If two animations share no time dependency relationship (e.g. neither is defined relative to the other, even indirectly) the element that appears first in the document has lower priority. This includes the cases in which two animation elements are defined relative to the same syncbase or event-base.
Note that if an animation is restarted, it will always move to the top of the priority list, as it becomes the most recently activated animation. That is, when an animation restarts, its layer is pulled out of the sandwich, and added back on the very top. In contrast, when an element repeats the priority is not affected (repeat behavior is not defined as restarting).
This remark is informative.
For more information about restarting, see Restarting animations.
Each additive animation adds its effect to the result of all sandwich layers below. A non-additive animation simply overrides the result of all lower sandwich layers. The end result at the top of the sandwich is the presentation value that must be reflected in the document view.
Some attributes that support additive animation have a defined legal range for values (e.g. an opacity attribute may allow values between 0 and 1). In some cases, an animation function may yield out of range values. It is recommended that implementations clamp the results to the legal range as late as possible, before applying them to the presentation value. Ideally, the effect of all the animations active or frozen at a given point should be combined, before any clamping is performed. Although individual animation functions may yield out of range values, the combination of additive animations may still be legal. Clamping only the final result and not the effect of the individual animation functions provides support for these cases. Intermediate results may be clamped when necessary although this is not optimal. The host language must define the clamping semantics for each attribute that may be animated. As an example, this is defined for animateColor element.
Initially, before any animations for a given attribute are active, the presentation value will be identical to the original value specified in the document (the OM value).
When all animations for a given attribute have completed and the associated animation effects are no longer applied, the presentation value will again be equal to the OM value. Note that if any animation is defined with fill="freeze", the effect of the animation will be applied as long as the animation element remains in the frozen state, and so the presentation value will continue to reflect the animation effect.
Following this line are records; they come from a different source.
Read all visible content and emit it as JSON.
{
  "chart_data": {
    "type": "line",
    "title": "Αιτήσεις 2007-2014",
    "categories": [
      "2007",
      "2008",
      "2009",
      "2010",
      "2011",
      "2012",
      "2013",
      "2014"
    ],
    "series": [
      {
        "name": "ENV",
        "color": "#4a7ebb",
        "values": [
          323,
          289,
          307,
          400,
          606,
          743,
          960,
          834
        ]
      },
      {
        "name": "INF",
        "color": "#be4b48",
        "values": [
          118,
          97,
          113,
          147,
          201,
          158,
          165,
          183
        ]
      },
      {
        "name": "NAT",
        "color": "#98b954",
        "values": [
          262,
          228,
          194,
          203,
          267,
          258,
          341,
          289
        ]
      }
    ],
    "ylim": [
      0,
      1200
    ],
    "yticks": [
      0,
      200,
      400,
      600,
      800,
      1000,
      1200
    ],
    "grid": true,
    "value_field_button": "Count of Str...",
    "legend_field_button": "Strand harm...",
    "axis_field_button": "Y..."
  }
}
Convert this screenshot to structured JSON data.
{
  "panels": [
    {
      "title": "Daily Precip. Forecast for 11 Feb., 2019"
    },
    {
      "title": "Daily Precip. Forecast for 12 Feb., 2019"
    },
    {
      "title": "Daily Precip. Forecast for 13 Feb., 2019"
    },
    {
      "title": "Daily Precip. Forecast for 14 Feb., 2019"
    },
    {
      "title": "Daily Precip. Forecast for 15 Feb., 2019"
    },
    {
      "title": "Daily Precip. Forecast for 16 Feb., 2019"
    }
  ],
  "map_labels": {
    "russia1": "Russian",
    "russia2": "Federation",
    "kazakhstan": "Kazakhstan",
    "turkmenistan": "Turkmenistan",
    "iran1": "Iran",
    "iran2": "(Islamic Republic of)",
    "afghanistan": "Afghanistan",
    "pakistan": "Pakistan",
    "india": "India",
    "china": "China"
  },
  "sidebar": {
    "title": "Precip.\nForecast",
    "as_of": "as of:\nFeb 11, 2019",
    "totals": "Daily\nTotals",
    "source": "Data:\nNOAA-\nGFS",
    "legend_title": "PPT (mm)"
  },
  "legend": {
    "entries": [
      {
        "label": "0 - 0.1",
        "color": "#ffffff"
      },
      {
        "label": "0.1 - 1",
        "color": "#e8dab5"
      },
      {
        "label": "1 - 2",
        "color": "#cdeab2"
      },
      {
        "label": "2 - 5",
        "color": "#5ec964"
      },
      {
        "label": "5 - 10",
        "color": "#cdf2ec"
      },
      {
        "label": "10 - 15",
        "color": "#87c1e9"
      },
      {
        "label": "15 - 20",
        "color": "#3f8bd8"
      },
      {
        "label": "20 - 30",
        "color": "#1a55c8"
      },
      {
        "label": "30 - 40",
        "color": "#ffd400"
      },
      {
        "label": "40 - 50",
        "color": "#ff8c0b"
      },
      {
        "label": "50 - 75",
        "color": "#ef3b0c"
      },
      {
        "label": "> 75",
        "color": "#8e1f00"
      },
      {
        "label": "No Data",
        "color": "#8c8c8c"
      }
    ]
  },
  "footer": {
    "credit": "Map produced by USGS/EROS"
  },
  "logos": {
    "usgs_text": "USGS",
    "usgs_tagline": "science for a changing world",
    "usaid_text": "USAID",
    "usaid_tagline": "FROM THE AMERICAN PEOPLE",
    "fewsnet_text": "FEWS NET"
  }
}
Refer also to the section "Freezing animations".
Some animations (e.g. animateMotion) will implicitly target an attribute, or possibly several attributes (e.g. the "posX" and "posY" attributes of some layout model). These animations must be combined with any other animations for each attribute that is affected. Thus, e.g. an animateMotion animation may be in more than one animation sandwich (depending upon the layout model of the host language). For animation elements that implicitly target attributes, the host language designer must specify which attributes are implicitly targeted, and the runtime must accordingly combine animations for the respective attributes.